Open Rota A Study In Fairness Or Yet Another English Plot?

The clubhouses at Royal St George’s and Royal Lytham have no doubt been deafening dens of clinking sherry glasses and stiff upper lipped “here, here’s” this week.

But amid the madcap celebrations of their confirmation on the Open rota in 2011 and 2012 the good members of those to esteemed golfing institutions may well have heard other, more disconcerting, sounds.

For the wailing and gnashing of teeth that has been going in Scotland must surely have carried over the border and all the way through England.

The home of golf is a strange country. The former Scottish Executive’s mantra was “the best small country in the world.” Good aye, but only in our rightful place.
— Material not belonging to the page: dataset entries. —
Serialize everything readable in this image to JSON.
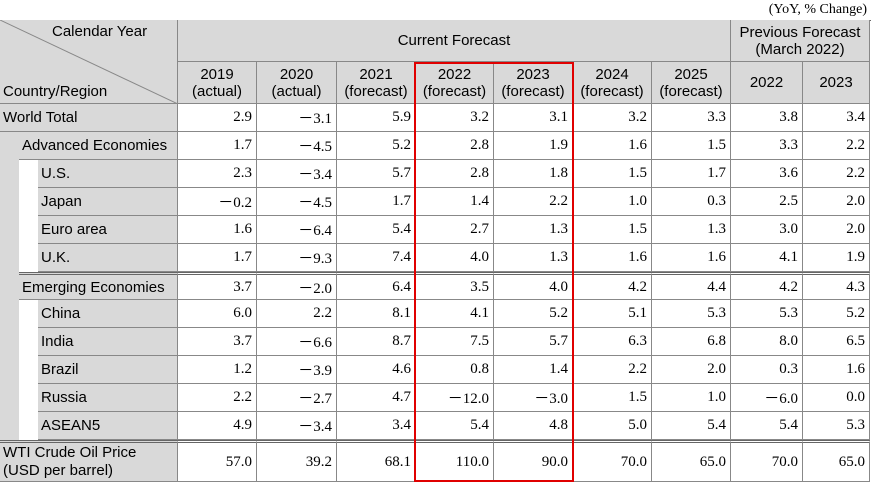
{
  "note": "(YoY, % Change)",
  "header": {
    "row_label_top": "Calendar Year",
    "row_label_bottom": "Country/Region",
    "current": "Current Forecast",
    "previous": [
      "Previous Forecast",
      "(March 2022)"
    ],
    "current_columns": [
      [
        "2019",
        "(actual)"
      ],
      [
        "2020",
        "(actual)"
      ],
      [
        "2021",
        "(forecast)"
      ],
      [
        "2022",
        "(forecast)"
      ],
      [
        "2023",
        "(forecast)"
      ],
      [
        "2024",
        "(forecast)"
      ],
      [
        "2025",
        "(forecast)"
      ]
    ],
    "previous_columns": [
      "2022",
      "2023"
    ]
  },
  "rows": [
    {
      "label": [
        "World Total"
      ],
      "level": 0,
      "values": [
        "2.9",
        "－3.1",
        "5.9",
        "3.2",
        "3.1",
        "3.2",
        "3.3",
        "3.8",
        "3.4"
      ]
    },
    {
      "label": [
        "Advanced Economies"
      ],
      "level": 1,
      "values": [
        "1.7",
        "－4.5",
        "5.2",
        "2.8",
        "1.9",
        "1.6",
        "1.5",
        "3.3",
        "2.2"
      ]
    },
    {
      "label": [
        "U.S."
      ],
      "level": 2,
      "values": [
        "2.3",
        "－3.4",
        "5.7",
        "2.8",
        "1.8",
        "1.5",
        "1.7",
        "3.6",
        "2.2"
      ]
    },
    {
      "label": [
        "Japan"
      ],
      "level": 2,
      "values": [
        "－0.2",
        "－4.5",
        "1.7",
        "1.4",
        "2.2",
        "1.0",
        "0.3",
        "2.5",
        "2.0"
      ]
    },
    {
      "label": [
        "Euro area"
      ],
      "level": 2,
      "values": [
        "1.6",
        "－6.4",
        "5.4",
        "2.7",
        "1.3",
        "1.5",
        "1.3",
        "3.0",
        "2.0"
      ]
    },
    {
      "label": [
        "U.K."
      ],
      "level": 2,
      "values": [
        "1.7",
        "－9.3",
        "7.4",
        "4.0",
        "1.3",
        "1.6",
        "1.6",
        "4.1",
        "1.9"
      ]
    },
    {
      "label": [
        "Emerging Economies"
      ],
      "level": 1,
      "values": [
        "3.7",
        "－2.0",
        "6.4",
        "3.5",
        "4.0",
        "4.2",
        "4.4",
        "4.2",
        "4.3"
      ]
    },
    {
      "label": [
        "China"
      ],
      "level": 2,
      "values": [
        "6.0",
        "2.2",
        "8.1",
        "4.1",
        "5.2",
        "5.1",
        "5.3",
        "5.3",
        "5.2"
      ]
    },
    {
      "label": [
        "India"
      ],
      "level": 2,
      "values": [
        "3.7",
        "－6.6",
        "8.7",
        "7.5",
        "5.7",
        "6.3",
        "6.8",
        "8.0",
        "6.5"
      ]
    },
    {
      "label": [
        "Brazil"
      ],
      "level": 2,
      "values": [
        "1.2",
        "－3.9",
        "4.6",
        "0.8",
        "1.4",
        "2.2",
        "2.0",
        "0.3",
        "1.6"
      ]
    },
    {
      "label": [
        "Russia"
      ],
      "level": 2,
      "values": [
        "2.2",
        "－2.7",
        "4.7",
        "－12.0",
        "－3.0",
        "1.5",
        "1.0",
        "－6.0",
        "0.0"
      ]
    },
    {
      "label": [
        "ASEAN5"
      ],
      "level": 2,
      "values": [
        "4.9",
        "－3.4",
        "3.4",
        "5.4",
        "4.8",
        "5.0",
        "5.4",
        "5.4",
        "5.3"
      ]
    },
    {
      "label": [
        "WTI Crude Oil Price",
        "(USD per barrel)"
      ],
      "level": 0,
      "values": [
        "57.0",
        "39.2",
        "68.1",
        "110.0",
        "90.0",
        "70.0",
        "65.0",
        "70.0",
        "65.0"
      ]
    }
  ]
}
For all the modernity of a parliament building and the apparent confidence of giving the “English” government a bloody nose by voting for the SNP, Scotland is a country with a fragile view of itself.

The consternation this week has centred around England being allowed to host the Open twice in a row. The sheer devilment of the Sassenachs! Jings, crivvens, help ma boab! Like the Stone of Destiny, golf is ours. And now the English bullies want to steal it.

The reaction in some quarters, the resort to hysteria and the repeated wailing of Scotland’s unofficial national motto, “it’s no fair,” is a more a revealing insight into Scotland’s haphazard attempts to shake off the embittered victim status of its national psyche than it is of an English plot to steal our crown jewels.

We know that every five years the Open will be played at St Andrews. We know that there are eight other courses, each of them displaying their own particular traits of genius, that will at some stage host the event.

The beauty of the Open is how the rota works: the R&A work on, apparently, a completely ad hoc basis. And yet they somehow retain their meticulous sense of fair
play.

An English Open in 2011 and 2012 will be followed, sure as haggis comes with neeps and tatties, by a Scottish Open in 2013. There is no big deal. The R&A have been mindful of other events in making their choices: St George’s was pencilled in for 2012 but the Olympic Games in London that year make that impossible. Golf enjoys too few moments in the sun to allow it be overshadowed by “the greatest show on earth.”

So Scotland will have to make do with St Andrews in 2010 and 2015 and possibly Muirfield in 2013. It’s not a bad return for a wee country, is it?

And 2014? Well, we know that Scotland will host the Ryder Cup that year. And it seems likely that we’ll also snare the Commenwealth Games. The sporting calendar will not allow for the Open as well.

The solution? Quite simple really. Portrush is crying out for a Northern Ireland Open!


2 Responses to “Open Rota A Study In Fairness Or Yet Another English Plot?”

  1. Roger Pelletier says:

    Interesting to know how the rotation works for The Open. Hope Scotland gets its fair share of Opens.

    Like this type of information coming my way in Calgary, Alberta, Canada as we are not exposed very much of happenings from Europe here, other than by The Golf Channel produced and directed by the Americans.

  2. Brian J Dickenson says:

    Scotland the home of golf?
    What about the claim by the Netherlands that it was invented there?